Point de départ de la prescription

Le point de départ de la prescription CMR, en cas de perte totale, est décalé de trente voire soixante jours. Illustration.

Assigné après constat de la disparition d’un lot de produits chocolatés expédié d’Allemagne en France, un transporteur contractuel entend se prévaloir de la prescription.

En effet, l’action a été engagée près de quatorze mois après l’exécution du transport litigieux or, une facture commerciale du vendeur à son client fait état d’une date de livraison – date de livraison qui, au sens de la CMR, fait courir le délai annal de prescription 30 jours après son terme.
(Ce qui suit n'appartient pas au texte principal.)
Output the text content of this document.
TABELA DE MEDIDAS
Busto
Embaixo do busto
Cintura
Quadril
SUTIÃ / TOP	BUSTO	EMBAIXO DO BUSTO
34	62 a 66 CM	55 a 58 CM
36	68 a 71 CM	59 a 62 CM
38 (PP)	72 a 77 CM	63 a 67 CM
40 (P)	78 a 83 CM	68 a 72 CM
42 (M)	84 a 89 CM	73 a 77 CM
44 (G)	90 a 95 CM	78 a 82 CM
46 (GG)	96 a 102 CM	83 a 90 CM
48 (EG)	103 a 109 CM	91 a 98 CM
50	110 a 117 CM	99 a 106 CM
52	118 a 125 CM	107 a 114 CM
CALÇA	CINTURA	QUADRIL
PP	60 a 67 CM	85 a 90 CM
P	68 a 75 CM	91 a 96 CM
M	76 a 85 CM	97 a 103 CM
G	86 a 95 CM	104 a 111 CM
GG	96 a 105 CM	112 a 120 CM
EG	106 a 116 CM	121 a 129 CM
Les juges ne l’entendent pas ainsi, cette date de livraison relevant exclusivement du contrat de vente et ne liant en aucune manière les parties au contrat de transport. Dès lors, le transporteur ne pouvait s'en prévaloir et, la prescription ayant commencé son cours le soixantième jour suivant la prise en charge de la marchandise, l’action se révélait recevable.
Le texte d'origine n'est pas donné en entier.